(Este breve artículo estaba planeado como intervención –que finalmente no pude realizar por enigmáticas razones técnicas– en las jornadas de Estéticas Contemporáneas de Nuestramérica, organizadas por la Maestría de Estéticas Contemporáneas Latinoamericanas de la Universidad Nacional de Avellaneda, el día 29 de octubre de 2020)
Por Eduardo Grüner* (para Revista Ignorantes) | Se nos pide decir algo sobre nuestra lengua. Sobre el “idioma de los argentinos”. En un día como hoy, vistos los acontecimientos de esta mañana, no me parecería poco pertinente alguna reflexión sobre la hoy bien argentina palabra Desalojo.
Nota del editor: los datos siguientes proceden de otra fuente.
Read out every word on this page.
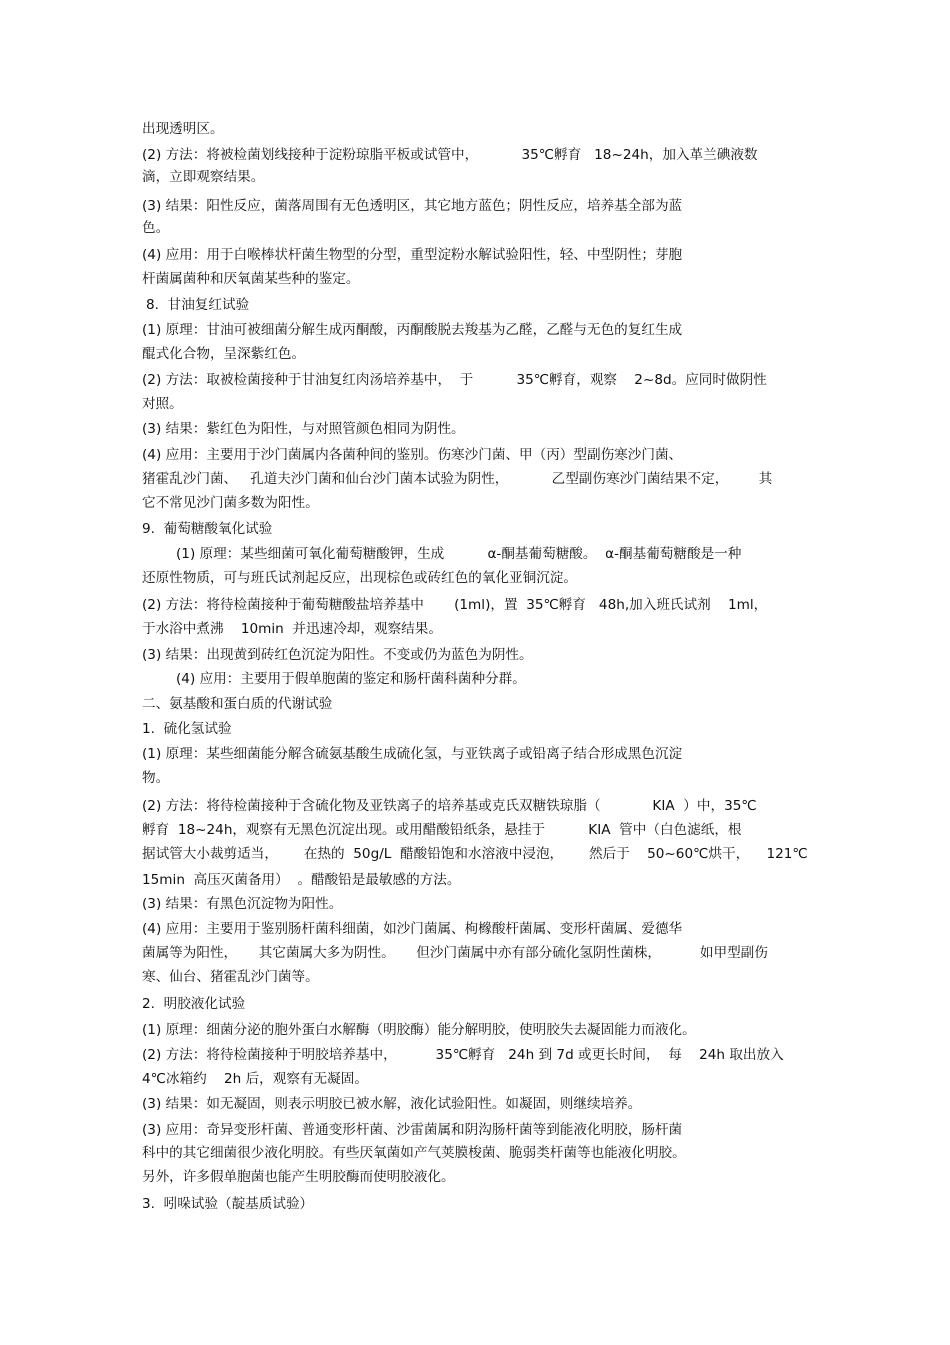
出现透明区。
(2) 方法：将被检菌划线接种于淀粉琼脂平板或试管中，          35℃孵育   18~24h，加入革兰碘液数
滴，立即观察结果。
(3) 结果：阳性反应，菌落周围有无色透明区，其它地方蓝色；阴性反应，培养基全部为蓝
色。
(4) 应用：用于白喉棒状杆菌生物型的分型，重型淀粉水解试验阳性，轻、中型阴性；芽胞
杆菌属菌种和厌氧菌某些种的鉴定。
8.  甘油复红试验
(1) 原理：甘油可被细菌分解生成丙酮酸，丙酮酸脱去羧基为乙醛，乙醛与无色的复红生成
醌式化合物，呈深紫红色。
(2) 方法：取被检菌接种于甘油复红肉汤培养基中，  于          35℃孵育，观察    2~8d。应同时做阴性
对照。
(3) 结果：紫红色为阳性，与对照管颜色相同为阴性。
(4) 应用：主要用于沙门菌属内各菌种间的鉴别。伤寒沙门菌、甲（丙）型副伤寒沙门菌、
猪霍乱沙门菌、   孔道夫沙门菌和仙台沙门菌本试验为阴性，          乙型副伤寒沙门菌结果不定，       其
它不常见沙门菌多数为阳性。
9.  葡萄糖酸氧化试验
(1) 原理：某些细菌可氧化葡萄糖酸钾，生成          α-酮基葡萄糖酸。  α-酮基葡萄糖酸是一种
还原性物质，可与班氏试剂起反应，出现棕色或砖红色的氧化亚铜沉淀。
(2) 方法：将待检菌接种于葡萄糖酸盐培养基中       (1ml)，置  35℃孵育   48h,加入班氏试剂    1ml，
于水浴中煮沸    10min  并迅速冷却，观察结果。
(3) 结果：出现黄到砖红色沉淀为阳性。不变或仍为蓝色为阴性。
(4) 应用：主要用于假单胞菌的鉴定和肠杆菌科菌种分群。
二、氨基酸和蛋白质的代谢试验
1.  硫化氢试验
(1) 原理：某些细菌能分解含硫氨基酸生成硫化氢，与亚铁离子或铅离子结合形成黑色沉淀
物。
(2) 方法：将待检菌接种于含硫化物及亚铁离子的培养基或克氏双糖铁琼脂（            KIA  ）中，35℃
孵育  18~24h，观察有无黑色沉淀出现。或用醋酸铅纸条，悬挂于          KIA  管中（白色滤纸，根
据试管大小裁剪适当，      在热的  50g/L  醋酸铅饱和水溶液中浸泡，      然后于    50~60℃烘干，    121℃
15min  高压灭菌备用）  。醋酸铅是最敏感的方法。
(3) 结果：有黑色沉淀物为阳性。
(4) 应用：主要用于鉴别肠杆菌科细菌，如沙门菌属、枸橼酸杆菌属、变形杆菌属、爱德华
菌属等为阳性，     其它菌属大多为阴性。     但沙门菌属中亦有部分硫化氢阴性菌株，         如甲型副伤
寒、仙台、猪霍乱沙门菌等。
2.  明胶液化试验
(1) 原理：细菌分泌的胞外蛋白水解酶（明胶酶）能分解明胶，使明胶失去凝固能力而液化。
(2) 方法：将待检菌接种于明胶培养基中，         35℃孵育   24h 到 7d 或更长时间，  每    24h 取出放入
4℃冰箱约    2h 后，观察有无凝固。
(3) 结果：如无凝固，则表示明胶已被水解，液化试验阳性。如凝固，则继续培养。
(3) 应用：奇异变形杆菌、普通变形杆菌、沙雷菌属和阴沟肠杆菌等到能液化明胶，肠杆菌
科中的其它细菌很少液化明胶。有些厌氧菌如产气荚膜梭菌、脆弱类杆菌等也能液化明胶。
另外，许多假单胞菌也能产生明胶酶而使明胶液化。
3.  吲哚试验（靛基质试验）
En efecto: en la misma mañana, es sabido, se ha producido el muy violento desalojo del predio de Guernica, donde un grupo de familias en estado de desesperación, y en plena crisis de la pandemia, procuraba resistir en sus precarios refugios al embate implacable de las fuerzas armadas del Capital, para el cual el único “refugio” admisible, por supuesto, es el de la sacrosanta propiedad privada –en este caso, ni siquiera nítidamente acreditada.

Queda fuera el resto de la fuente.